Granted, I've only experienced a long fatal illness with my dogs (who are my kids), because my sweetie died suddenly, but even that experience taught me that the time you spend waiting when there is no time left is miserable, a special kind of hopeless. When my A died, I imagined I wished I'd had more time, time to say things that needed to be said, time to say goodbye, time to say "I love you" a hundred more times before the last time in his presence. And maybe, in fact, I would prefer that. Maybe there is some peace to be found within the dread. I don't know. I pray I never have to find out.
In some ways, I know what he's going to go through. In other ways, I know I don't have the first clue. All I know is that another family is hurting, and is going to be for a long time, and there's nothing to be done for it. Mostly, my heart breaks for them, and this empathy probably couldn't have come at a worse time; then again, it probably couldn't have come at a better one, either.
It's that time of year again.

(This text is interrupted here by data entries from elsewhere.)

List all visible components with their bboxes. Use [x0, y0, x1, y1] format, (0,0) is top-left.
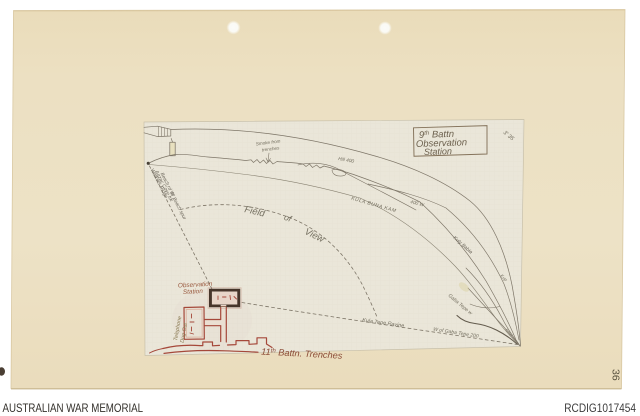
svg-text:36: 36 — [610, 369, 622, 381]
svg-text:Station: Station — [424, 146, 452, 157]
svg-text:RCDIG1017454: RCDIG1017454 — [564, 402, 636, 415]
svg-text:AUSTRALIAN WAR MEMORIAL: AUSTRALIAN WAR MEMORIAL — [3, 402, 144, 415]
svg-text:Station: Station — [183, 288, 204, 296]
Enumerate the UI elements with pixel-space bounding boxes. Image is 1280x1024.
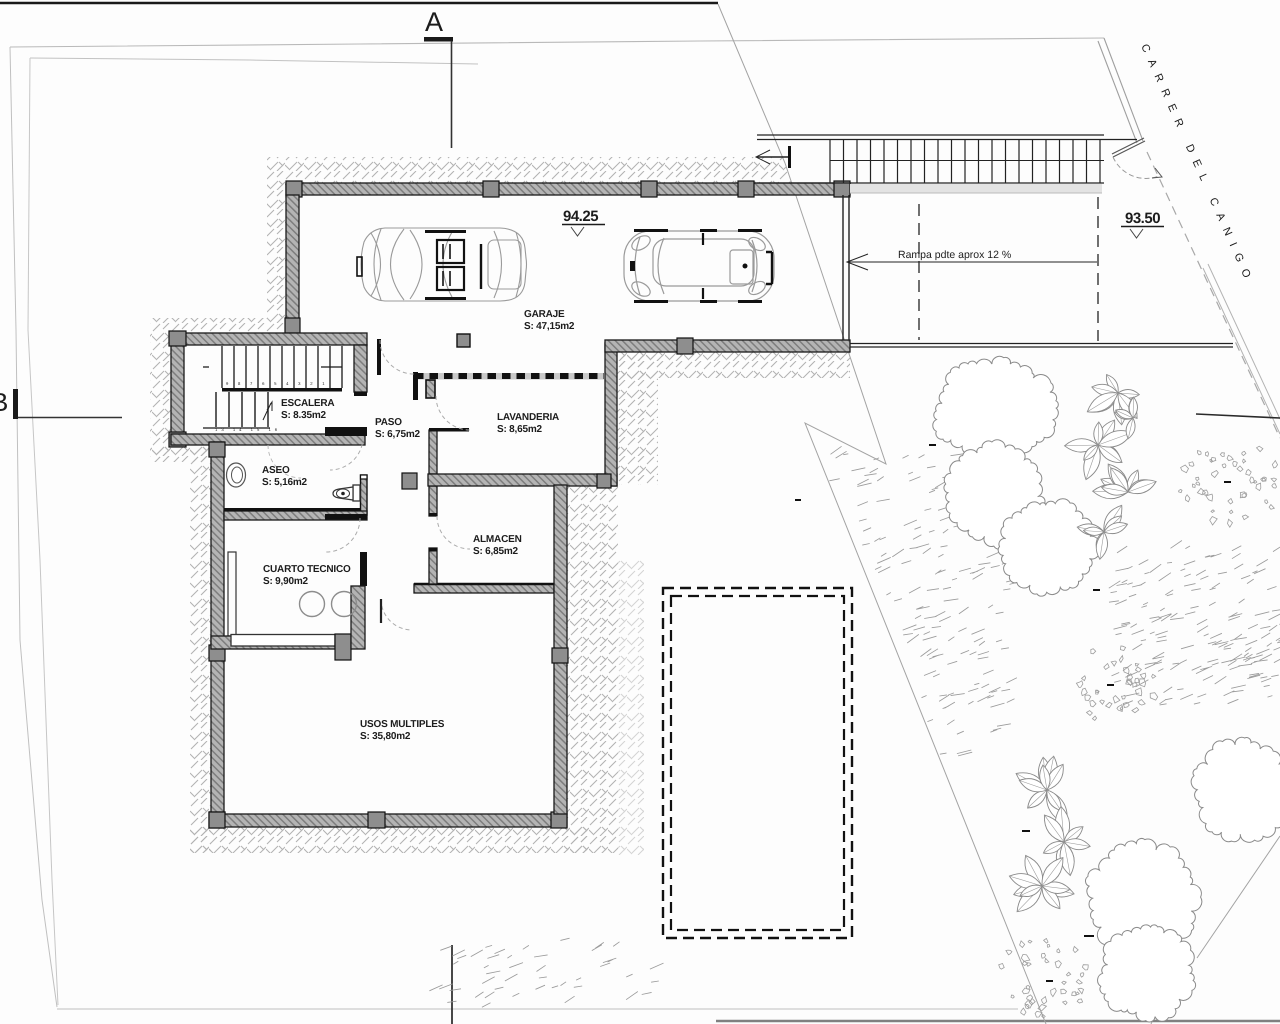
svg-text:B: B [0,387,8,417]
svg-text:CUARTO TECNICO: CUARTO TECNICO [263,564,351,575]
svg-text:987654321: 987654321 [226,381,334,386]
svg-text:PASO: PASO [375,417,402,428]
svg-text:ALMACEN: ALMACEN [473,534,522,545]
svg-text:USOS MULTIPLES: USOS MULTIPLES [360,719,445,730]
svg-text:ESCALERA: ESCALERA [281,398,334,409]
svg-text:94.25: 94.25 [563,208,598,225]
svg-text:S: 6,75m2: S: 6,75m2 [375,429,421,440]
svg-text:13 14 15 16: 13 14 15 16 [215,427,281,432]
svg-text:S: 8,65m2: S: 8,65m2 [497,424,543,435]
svg-text:ASEO: ASEO [262,465,290,476]
svg-text:GARAJE: GARAJE [524,309,565,320]
svg-text:S: 6,85m2: S: 6,85m2 [473,546,519,557]
svg-text:S: 5,16m2: S: 5,16m2 [262,477,308,488]
svg-text:Rampa pdte aprox 12 %: Rampa pdte aprox 12 % [898,249,1011,261]
svg-text:S: 35,80m2: S: 35,80m2 [360,731,411,742]
svg-text:S: 8.35m2: S: 8.35m2 [281,410,327,421]
svg-text:S: 47,15m2: S: 47,15m2 [524,321,575,332]
svg-text:S: 9,90m2: S: 9,90m2 [263,576,309,587]
svg-text:LAVANDERIA: LAVANDERIA [497,412,559,423]
svg-text:A: A [425,7,443,37]
svg-text:93.50: 93.50 [1125,210,1160,227]
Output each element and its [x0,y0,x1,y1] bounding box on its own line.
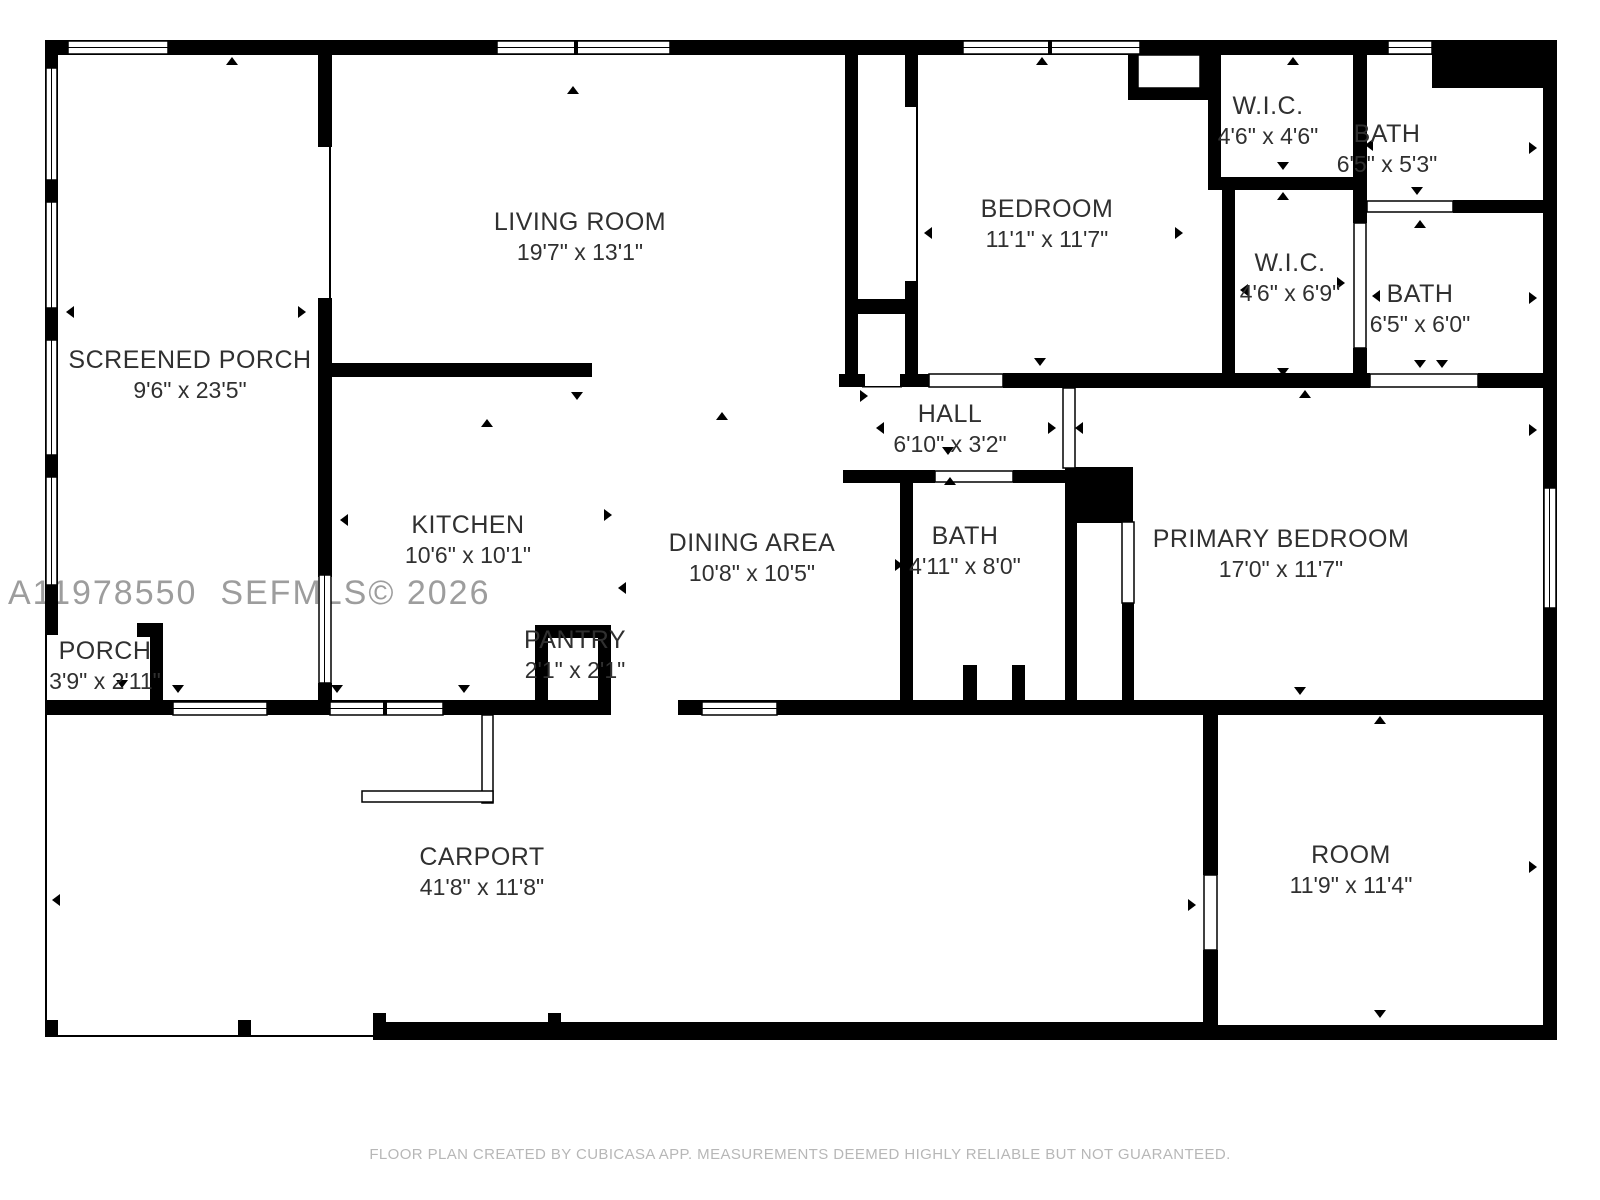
room-dimensions: 6'5" x 5'3" [1337,149,1438,179]
carport-railing [362,715,493,803]
room-label-hall: HALL 6'10" x 3'2" [893,399,1006,459]
room-dimensions: 3'9" x 2'11" [49,666,161,696]
room-name: ROOM [1290,840,1413,870]
room-label-porch: PORCH 3'9" x 2'11" [49,636,161,696]
room-label-bath-1: BATH 6'5" x 5'3" [1337,119,1438,179]
room-name: PORCH [49,636,161,666]
room-dimensions: 10'8" x 10'5" [669,558,836,588]
room-name: BATH [1337,119,1438,149]
floor-plan-page: A11978550 SEFMLS© 2026 [0,0,1600,1200]
room-label-pantry: PANTRY 2'1" x 2'1" [524,625,626,685]
room-dimensions: 11'9" x 11'4" [1290,870,1413,900]
disclaimer-footer: FLOOR PLAN CREATED BY CUBICASA APP. MEAS… [0,1146,1600,1163]
room-dimensions: 4'6" x 6'9" [1240,278,1341,308]
room-label-bath-2: BATH 6'5" x 6'0" [1370,279,1471,339]
room-label-screened-porch: SCREENED PORCH 9'6" x 23'5" [68,345,311,405]
room-dimensions: 10'6" x 10'1" [405,540,531,570]
room-dimensions: 6'5" x 6'0" [1370,309,1471,339]
room-name: SCREENED PORCH [68,345,311,375]
room-dimensions: 19'7" x 13'1" [494,237,666,267]
room-label-dining-area: DINING AREA 10'8" x 10'5" [669,528,836,588]
room-dimensions: 9'6" x 23'5" [68,375,311,405]
room-dimensions: 2'1" x 2'1" [524,655,626,685]
room-label-bath-3: BATH 4'11" x 8'0" [909,521,1021,581]
room-label-wic-2: W.I.C. 4'6" x 6'9" [1240,248,1341,308]
room-name: BATH [909,521,1021,551]
room-name: KITCHEN [405,510,531,540]
room-label-carport: CARPORT 41'8" x 11'8" [419,842,544,902]
room-dimensions: 17'0" x 11'7" [1153,554,1410,584]
room-dimensions: 6'10" x 3'2" [893,429,1006,459]
room-name: BATH [1370,279,1471,309]
room-label-kitchen: KITCHEN 10'6" x 10'1" [405,510,531,570]
room-dimensions: 4'6" x 4'6" [1218,121,1319,151]
room-name: W.I.C. [1240,248,1341,278]
room-name: DINING AREA [669,528,836,558]
floor-plan-drawing [0,0,1600,1200]
room-name: PRIMARY BEDROOM [1153,524,1410,554]
room-name: BEDROOM [981,194,1114,224]
room-label-primary-bedroom: PRIMARY BEDROOM 17'0" x 11'7" [1153,524,1410,584]
room-name: HALL [893,399,1006,429]
room-name: CARPORT [419,842,544,872]
room-name: LIVING ROOM [494,207,666,237]
room-label-bedroom: BEDROOM 11'1" x 11'7" [981,194,1114,254]
room-name: PANTRY [524,625,626,655]
room-label-living-room: LIVING ROOM 19'7" x 13'1" [494,207,666,267]
room-label-wic-1: W.I.C. 4'6" x 4'6" [1218,91,1319,151]
room-dimensions: 41'8" x 11'8" [419,872,544,902]
room-name: W.I.C. [1218,91,1319,121]
wall-openings [611,700,678,715]
room-dimensions: 11'1" x 11'7" [981,224,1114,254]
room-dimensions: 4'11" x 8'0" [909,551,1021,581]
room-label-room: ROOM 11'9" x 11'4" [1290,840,1413,900]
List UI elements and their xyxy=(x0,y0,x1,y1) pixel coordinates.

Basically, when I flipped the calendar to June, I started to feel the dread, and more and more, I curse clocks and calendars. If there were no calendars, no named and numbered days to tick off, I would no doubt recognize that another year was about to pass, but there wouldn't be this relentless feeling of movement toward a specific day, the build-up to which is an emotional burden as I'm constantly taking my temperature. How am I feeling? Am I sinking? Am I not, and if not, is it going to hit me further down the line? When? How? And what does it mean if it never does?
Without this "anniversary" date, I would remember that he died in high summer, and there wouldn't be this funnel of time sucking me down to a specific point where despite having no conscious plan to do so, I seem to have expectations about my feelings. Without that date, without labeled time in sequence, I would merely recognize that the day formerly known as July 15th is probably going to be no different than the ones before and after it in terms of how I'm feeling about A, and his absence. I seem to have settled in to a manageable missing him; it's pretty much the same day to day. Sometimes it brings a tear to my eye; mostly it doesn't. I'm done wishing. I'm done begging. I'm done blaming, myself and him. I've given up all hope for a different past. I just miss him. Quietly; consistently; every day.
As it is, the thing that bothers me most is that nearly 5 years have passed. 5 years has always seemed like such a long time to me; I've seen my life change again and again in the span of 6 months; 5 years is an age in one person's lifetime. For almost 5 years, I've been getting along without him, when for the 2 years prior, there was rarely a day when I didn't talk to him multiple times. It still sounds like a long time to me, and while I'm fine now, if I could measure time emotionally, it doesn't feel like nearly that long. I don't know how long it feels, other than "not that long ago." I've been around the sun 5 times since he died, hurtling 2,934,600,000 miles through space. Shouldn't it feel like longer?
It makes me wonder if I hold him too close, if I would be better off hiding the pictures and the keepsakes and putting away the candles. Because wherever he may be, I don't feel like he's holding me that close, not like right after he died. I can't hold on to him; I feel he's gone. So what am I holding on to? Where is the line between keeping space for a true love that I still feel, and keeping one foot in the past to my own detriment? Does that line actually exist, or am I thinking too much? I had something brilliant and wonderful with my A, and I don't anymore. But that doesn't keep me from still wanting it. And wanting an impossible thing is as sure a recipe for heartache as I know.
If there is a healing task that remains to me, it must be this: figuring out a way to stop wanting and missing what was. Figuring out how to cross over from wanting what I can't have to appreciating what I had with true acceptance of its impermanence. Figuring out how to have the love without the yearning. It is the difference between begrudgingly accepting that I can't have him here anymore because I have no choice, and being Zen about it, and cutting the ties that continually bind me to that past where I was, admittedly, happier, healthier, more loved and more loving. I guess what I'm saying is that I am not living my inner life in constant grief anymore, but I do think there's a pretty constant undercurrent of regret when my thoughts find him. You can only regret the things you accept as having happened.
I have to think it's possible. (And if it isn't, I'd sure like someone to let me know, so I can let myself off the hook.) But I don't have the vaguest idea of how to make that move. I've never done this before.